City also supports library expansion, appoints new mayor
By Tiobe Barron
After two public meetings and much discussion, the Ojai City Council voted to increase the Ojai Trolley fare at Tuesday night’s meeting. The rate increase was deemed necessary because the Ojai Trolley is required to maintain a 10 percent operating expense-to-fare intake in order to continue receiving state funding to cover its operating costs. The new rates will be $1 for general fare, 50 cents for senior citizens and children ages 2 to 5, and 25 cents for those with disabilities and children under the age of 2. The new fares will be implemented in February 2012.
Ojai resident Kyleen Sagowski said cannot drive due to an eye impairment; yet, as she works in both Ojai and Ventura, she said “the trolley and Gold Coast are my lifeline.” She urged City Council members to remember riders like her, who are completely dependent upon public transportation.
Jay Simons, a trolley driver for three years and a longtime Ojai resident, said, “It’s important to build on this momentum,” speaking about the Ad Hoc Transit Committee’s work. He proposed the Council make the committee ongoing, and perhaps consider modifications to the trolley route seasonally — for example, a summertime route that would carry riders to Lake Casitas. He believes there are many more issues that were tabled by the committee that still need addressing. Steve Brown, of the Gold Coast Transit Committee, said Tuesday that they are working currently with the Ventura County Transportation Department. He said that in an ideal world, the end result would be a transit district in western Ventura County, for which the funding would be pooled, would provide the coverage that’s most needed, and would give the area transportation more permanence.
Councilman Paul Blatz explained, “The city is on the lower end of the totem pole, so when it comes to funding (from the state), when they say they’re going to take it, they just take it. We share (Ojai residents’) frustration.”
Also at Tuesday’s City Council meeting, the Council “re-organized,” as the one-year term allotments dictate, and Mayor Carol Smith was replaced by incoming Mayor Betsy Clapp. Blatz replaced Clapp as mayor pro tem.

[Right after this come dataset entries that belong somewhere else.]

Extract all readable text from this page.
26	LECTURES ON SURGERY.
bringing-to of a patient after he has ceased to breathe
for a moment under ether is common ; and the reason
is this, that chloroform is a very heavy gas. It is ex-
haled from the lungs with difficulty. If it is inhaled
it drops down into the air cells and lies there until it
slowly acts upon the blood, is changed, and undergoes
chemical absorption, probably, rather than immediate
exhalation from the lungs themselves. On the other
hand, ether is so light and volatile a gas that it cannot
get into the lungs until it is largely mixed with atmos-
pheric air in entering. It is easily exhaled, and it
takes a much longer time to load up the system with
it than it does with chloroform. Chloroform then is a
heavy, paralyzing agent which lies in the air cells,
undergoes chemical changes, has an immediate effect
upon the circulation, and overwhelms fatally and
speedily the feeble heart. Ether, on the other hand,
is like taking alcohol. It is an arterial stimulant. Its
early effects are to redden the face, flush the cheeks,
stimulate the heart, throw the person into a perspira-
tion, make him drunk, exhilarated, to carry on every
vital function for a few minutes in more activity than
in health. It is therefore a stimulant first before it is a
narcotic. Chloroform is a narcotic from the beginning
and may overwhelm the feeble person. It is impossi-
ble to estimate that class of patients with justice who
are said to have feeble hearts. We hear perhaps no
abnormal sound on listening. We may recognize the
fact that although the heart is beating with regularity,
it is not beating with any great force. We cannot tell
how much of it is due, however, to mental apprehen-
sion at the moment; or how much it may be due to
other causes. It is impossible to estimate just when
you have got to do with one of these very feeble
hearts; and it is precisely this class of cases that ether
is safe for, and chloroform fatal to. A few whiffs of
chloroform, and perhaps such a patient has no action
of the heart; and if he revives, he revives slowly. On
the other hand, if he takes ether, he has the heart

In keeping with the re-organizing theme, Cynthia Burrell submitted her resignation as City Clerk, and suggested her Deputy City Clerk, Rhonda Basore, as her replacement.
Councilwoman Carlon Strobel said, “I want to thank Cynthia for her 20-plus years of service, for all she taught me, for her compassion and dedication to the job.”
Blatz reminded those in attendance that, “The City Clerk is here to represent the people, and make sure the government does what the government is supposed to do. As a public records custodian, it is important that person be impartial, not just a member of staff.”
Ojai resident Pat McPherson offered that he has worked directly with Basore, and said, “She is an excellent choice for city clerk, unbiased, totally for getting the truth.”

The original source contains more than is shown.